To develop new and better turbine blade coatings, tools for measuring of the performance are required. A novel accelerated erosion test method, a so-called Single Point Impact Fatigue Tester (SPIFT), is successfully developed during a Materials Fast Track project as a part of the on-going PhD-project by Nicolai Frost-Jensen Johansen from DTU in collaboration with Siemens Gamesa and Hempel.
Existing rain erosion tools can simulate the effect of many water droplets hitting the leading edge. However, no tools exist that can generate droplets hitting a single point.
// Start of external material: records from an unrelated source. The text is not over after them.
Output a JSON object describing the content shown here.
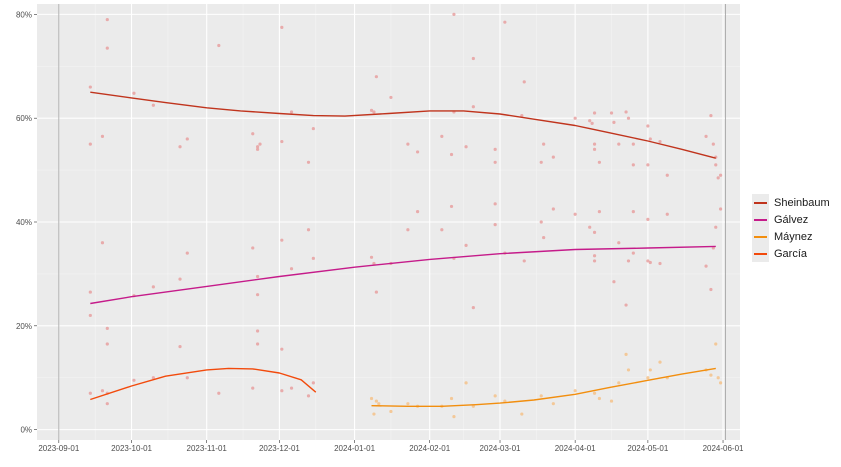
{
  "chart_data": {
    "type": "scatter",
    "title": "",
    "xlabel": "",
    "ylabel": "",
    "x_range": [
      "2023-08-23",
      "2024-06-08"
    ],
    "ylim": [
      -2,
      82
    ],
    "x_ticks": [
      {
        "date": "2023-09-01",
        "label": "2023-09-01"
      },
      {
        "date": "2023-10-01",
        "label": "2023-10-01"
      },
      {
        "date": "2023-11-01",
        "label": "2023-11-01"
      },
      {
        "date": "2023-12-01",
        "label": "2023-12-01"
      },
      {
        "date": "2024-01-01",
        "label": "2024-01-01"
      },
      {
        "date": "2024-02-01",
        "label": "2024-02-01"
      },
      {
        "date": "2024-03-01",
        "label": "2024-03-01"
      },
      {
        "date": "2024-04-01",
        "label": "2024-04-01"
      },
      {
        "date": "2024-05-01",
        "label": "2024-05-01"
      },
      {
        "date": "2024-06-01",
        "label": "2024-06-01"
      }
    ],
    "y_ticks": [
      {
        "value": 0,
        "label": "0%"
      },
      {
        "value": 20,
        "label": "20%"
      },
      {
        "value": 40,
        "label": "40%"
      },
      {
        "value": 60,
        "label": "60%"
      },
      {
        "value": 80,
        "label": "80%"
      }
    ],
    "vertical_reference_lines": [
      "2023-09-01",
      "2024-06-02"
    ],
    "grid": true,
    "legend_position": "right",
    "series": [
      {
        "name": "Sheinbaum",
        "color": "#c0341d",
        "point_color": "#e8a0a0",
        "trend": [
          [
            "2023-09-14",
            65.0
          ],
          [
            "2023-10-01",
            63.9
          ],
          [
            "2023-10-15",
            63.0
          ],
          [
            "2023-11-01",
            62.0
          ],
          [
            "2023-11-15",
            61.4
          ],
          [
            "2023-12-01",
            60.9
          ],
          [
            "2023-12-15",
            60.5
          ],
          [
            "2023-12-28",
            60.4
          ],
          [
            "2024-01-15",
            60.9
          ],
          [
            "2024-02-01",
            61.4
          ],
          [
            "2024-02-15",
            61.4
          ],
          [
            "2024-03-01",
            60.8
          ],
          [
            "2024-03-15",
            59.8
          ],
          [
            "2024-04-01",
            58.6
          ],
          [
            "2024-04-15",
            57.2
          ],
          [
            "2024-05-01",
            55.6
          ],
          [
            "2024-05-15",
            54.0
          ],
          [
            "2024-05-29",
            52.3
          ]
        ],
        "points": [
          [
            "2023-09-14",
            66.0
          ],
          [
            "2023-09-14",
            55.0
          ],
          [
            "2023-09-19",
            56.5
          ],
          [
            "2023-09-21",
            79.0
          ],
          [
            "2023-09-21",
            73.5
          ],
          [
            "2023-10-02",
            64.8
          ],
          [
            "2023-10-10",
            62.5
          ],
          [
            "2023-10-21",
            54.5
          ],
          [
            "2023-10-24",
            56.0
          ],
          [
            "2023-11-06",
            74.0
          ],
          [
            "2023-11-20",
            57.0
          ],
          [
            "2023-11-22",
            54.5
          ],
          [
            "2023-11-22",
            54.0
          ],
          [
            "2023-11-23",
            55.0
          ],
          [
            "2023-12-02",
            77.5
          ],
          [
            "2023-12-02",
            55.5
          ],
          [
            "2023-12-06",
            61.2
          ],
          [
            "2023-12-13",
            51.5
          ],
          [
            "2023-12-15",
            58.0
          ],
          [
            "2024-01-08",
            61.5
          ],
          [
            "2024-01-09",
            61.2
          ],
          [
            "2024-01-10",
            68.0
          ],
          [
            "2024-01-16",
            64.0
          ],
          [
            "2024-01-23",
            55.0
          ],
          [
            "2024-01-27",
            53.5
          ],
          [
            "2024-02-06",
            56.5
          ],
          [
            "2024-02-10",
            53.0
          ],
          [
            "2024-02-11",
            80.0
          ],
          [
            "2024-02-11",
            61.2
          ],
          [
            "2024-02-16",
            54.5
          ],
          [
            "2024-02-19",
            71.5
          ],
          [
            "2024-02-19",
            62.2
          ],
          [
            "2024-02-28",
            54.0
          ],
          [
            "2024-02-28",
            51.5
          ],
          [
            "2024-03-03",
            78.5
          ],
          [
            "2024-03-10",
            60.5
          ],
          [
            "2024-03-11",
            67.0
          ],
          [
            "2024-03-18",
            51.5
          ],
          [
            "2024-03-19",
            55.0
          ],
          [
            "2024-03-23",
            52.5
          ],
          [
            "2024-04-01",
            60.0
          ],
          [
            "2024-04-07",
            59.5
          ],
          [
            "2024-04-08",
            59.0
          ],
          [
            "2024-04-09",
            61.0
          ],
          [
            "2024-04-09",
            55.0
          ],
          [
            "2024-04-09",
            54.0
          ],
          [
            "2024-04-11",
            51.5
          ],
          [
            "2024-04-16",
            61.0
          ],
          [
            "2024-04-17",
            59.2
          ],
          [
            "2024-04-19",
            55.0
          ],
          [
            "2024-04-22",
            61.2
          ],
          [
            "2024-04-23",
            60.0
          ],
          [
            "2024-04-25",
            51.0
          ],
          [
            "2024-04-25",
            55.0
          ],
          [
            "2024-05-01",
            58.5
          ],
          [
            "2024-05-01",
            51.0
          ],
          [
            "2024-05-02",
            56.0
          ],
          [
            "2024-05-06",
            55.5
          ],
          [
            "2024-05-09",
            49.0
          ],
          [
            "2024-05-25",
            56.5
          ],
          [
            "2024-05-27",
            60.5
          ],
          [
            "2024-05-28",
            55.0
          ],
          [
            "2024-05-29",
            52.5
          ],
          [
            "2024-05-29",
            51.0
          ],
          [
            "2024-05-30",
            48.5
          ],
          [
            "2024-05-31",
            49.0
          ]
        ]
      },
      {
        "name": "Gálvez",
        "color": "#c51b8a",
        "point_color": "#e8a0a0",
        "trend": [
          [
            "2023-09-14",
            24.3
          ],
          [
            "2023-10-01",
            25.6
          ],
          [
            "2023-11-01",
            27.6
          ],
          [
            "2023-12-01",
            29.5
          ],
          [
            "2024-01-01",
            31.3
          ],
          [
            "2024-02-01",
            32.8
          ],
          [
            "2024-03-01",
            33.9
          ],
          [
            "2024-04-01",
            34.7
          ],
          [
            "2024-05-01",
            35.0
          ],
          [
            "2024-05-29",
            35.3
          ]
        ],
        "points": [
          [
            "2023-09-14",
            26.5
          ],
          [
            "2023-09-14",
            22.0
          ],
          [
            "2023-09-19",
            36.0
          ],
          [
            "2023-09-21",
            19.5
          ],
          [
            "2023-09-21",
            16.5
          ],
          [
            "2023-10-02",
            25.8
          ],
          [
            "2023-10-10",
            27.5
          ],
          [
            "2023-10-21",
            29.0
          ],
          [
            "2023-10-24",
            34.0
          ],
          [
            "2023-11-20",
            35.0
          ],
          [
            "2023-11-22",
            26.0
          ],
          [
            "2023-11-22",
            29.5
          ],
          [
            "2023-12-02",
            36.5
          ],
          [
            "2023-12-06",
            31.0
          ],
          [
            "2023-12-13",
            38.5
          ],
          [
            "2023-12-15",
            33.0
          ],
          [
            "2024-01-08",
            33.2
          ],
          [
            "2024-01-09",
            32.0
          ],
          [
            "2024-01-10",
            26.5
          ],
          [
            "2024-01-16",
            32.0
          ],
          [
            "2024-01-23",
            38.5
          ],
          [
            "2024-01-27",
            42.0
          ],
          [
            "2024-02-06",
            38.5
          ],
          [
            "2024-02-10",
            43.0
          ],
          [
            "2024-02-11",
            33.0
          ],
          [
            "2024-02-16",
            35.5
          ],
          [
            "2024-02-19",
            23.5
          ],
          [
            "2024-02-28",
            39.5
          ],
          [
            "2024-02-28",
            43.5
          ],
          [
            "2024-03-03",
            34.0
          ],
          [
            "2024-03-11",
            32.5
          ],
          [
            "2024-03-18",
            40.0
          ],
          [
            "2024-03-19",
            37.0
          ],
          [
            "2024-03-23",
            42.5
          ],
          [
            "2024-04-01",
            41.5
          ],
          [
            "2024-04-07",
            39.0
          ],
          [
            "2024-04-09",
            38.0
          ],
          [
            "2024-04-09",
            33.5
          ],
          [
            "2024-04-09",
            32.5
          ],
          [
            "2024-04-11",
            42.0
          ],
          [
            "2024-04-17",
            28.5
          ],
          [
            "2024-04-19",
            36.0
          ],
          [
            "2024-04-22",
            24.0
          ],
          [
            "2024-04-23",
            32.5
          ],
          [
            "2024-04-25",
            42.0
          ],
          [
            "2024-04-25",
            34.0
          ],
          [
            "2024-05-01",
            40.5
          ],
          [
            "2024-05-01",
            32.5
          ],
          [
            "2024-05-02",
            32.2
          ],
          [
            "2024-05-06",
            32.0
          ],
          [
            "2024-05-09",
            41.5
          ],
          [
            "2024-05-25",
            31.5
          ],
          [
            "2024-05-27",
            27.0
          ],
          [
            "2024-05-28",
            35.0
          ],
          [
            "2024-05-29",
            39.0
          ],
          [
            "2024-05-31",
            42.5
          ]
        ]
      },
      {
        "name": "Máynez",
        "color": "#f28e0e",
        "point_color": "#f5c28a",
        "trend": [
          [
            "2024-01-08",
            4.6
          ],
          [
            "2024-01-23",
            4.5
          ],
          [
            "2024-02-06",
            4.5
          ],
          [
            "2024-02-20",
            4.8
          ],
          [
            "2024-03-01",
            5.1
          ],
          [
            "2024-03-15",
            5.7
          ],
          [
            "2024-04-01",
            6.8
          ],
          [
            "2024-04-15",
            8.1
          ],
          [
            "2024-05-01",
            9.5
          ],
          [
            "2024-05-15",
            10.7
          ],
          [
            "2024-05-29",
            11.8
          ]
        ],
        "points": [
          [
            "2024-01-08",
            6.0
          ],
          [
            "2024-01-09",
            3.0
          ],
          [
            "2024-01-10",
            5.5
          ],
          [
            "2024-01-11",
            5.0
          ],
          [
            "2024-01-16",
            3.5
          ],
          [
            "2024-01-23",
            5.0
          ],
          [
            "2024-01-27",
            4.5
          ],
          [
            "2024-02-06",
            4.5
          ],
          [
            "2024-02-10",
            6.0
          ],
          [
            "2024-02-11",
            2.5
          ],
          [
            "2024-02-16",
            9.0
          ],
          [
            "2024-02-19",
            4.5
          ],
          [
            "2024-02-28",
            6.5
          ],
          [
            "2024-03-03",
            5.5
          ],
          [
            "2024-03-10",
            3.0
          ],
          [
            "2024-03-18",
            6.5
          ],
          [
            "2024-03-23",
            5.0
          ],
          [
            "2024-04-01",
            7.5
          ],
          [
            "2024-04-09",
            7.0
          ],
          [
            "2024-04-11",
            6.0
          ],
          [
            "2024-04-16",
            5.5
          ],
          [
            "2024-04-19",
            9.0
          ],
          [
            "2024-04-22",
            14.5
          ],
          [
            "2024-04-23",
            11.5
          ],
          [
            "2024-05-01",
            10.0
          ],
          [
            "2024-05-02",
            11.5
          ],
          [
            "2024-05-06",
            13.0
          ],
          [
            "2024-05-09",
            10.0
          ],
          [
            "2024-05-25",
            11.5
          ],
          [
            "2024-05-27",
            10.5
          ],
          [
            "2024-05-29",
            16.5
          ],
          [
            "2024-05-30",
            10.0
          ],
          [
            "2024-05-31",
            9.0
          ]
        ]
      },
      {
        "name": "García",
        "color": "#f24a0c",
        "point_color": "#e8a0a0",
        "trend": [
          [
            "2023-09-14",
            5.8
          ],
          [
            "2023-10-01",
            8.4
          ],
          [
            "2023-10-15",
            10.3
          ],
          [
            "2023-11-01",
            11.5
          ],
          [
            "2023-11-10",
            11.8
          ],
          [
            "2023-11-20",
            11.7
          ],
          [
            "2023-12-01",
            10.9
          ],
          [
            "2023-12-10",
            9.6
          ],
          [
            "2023-12-16",
            7.2
          ]
        ],
        "points": [
          [
            "2023-09-14",
            7.0
          ],
          [
            "2023-09-19",
            7.5
          ],
          [
            "2023-09-21",
            5.0
          ],
          [
            "2023-09-21",
            7.0
          ],
          [
            "2023-10-02",
            9.5
          ],
          [
            "2023-10-10",
            10.0
          ],
          [
            "2023-10-21",
            16.0
          ],
          [
            "2023-10-24",
            10.0
          ],
          [
            "2023-11-06",
            7.0
          ],
          [
            "2023-11-20",
            8.0
          ],
          [
            "2023-11-22",
            19.0
          ],
          [
            "2023-11-22",
            16.5
          ],
          [
            "2023-12-02",
            15.5
          ],
          [
            "2023-12-02",
            7.5
          ],
          [
            "2023-12-06",
            8.0
          ],
          [
            "2023-12-13",
            6.5
          ],
          [
            "2023-12-15",
            9.0
          ]
        ]
      }
    ]
  }
}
Without the ability to impact a single point, it is not possible to understand the interaction between a droplet and the protective coating, and how it leads to erosion.
Since it is not possible to accelerate individual droplets of water to a specific target, the idea was formulated to substitute droplets with solid elastomer projectiles of comparable size, speed, and density to that of rain, and shoot these towards a stationary target. This idea led to the construction of the SPIFT (Single Point Impact Fatigue Tester).
With the SPIFT, the actual damages can now be compared to analytical and numerical simulations, and as a result of this critical material parameters can be isolated. Consequently, new coatings are now being developed based on a stronger imperial and analytical foundation made possible by the SPIFT.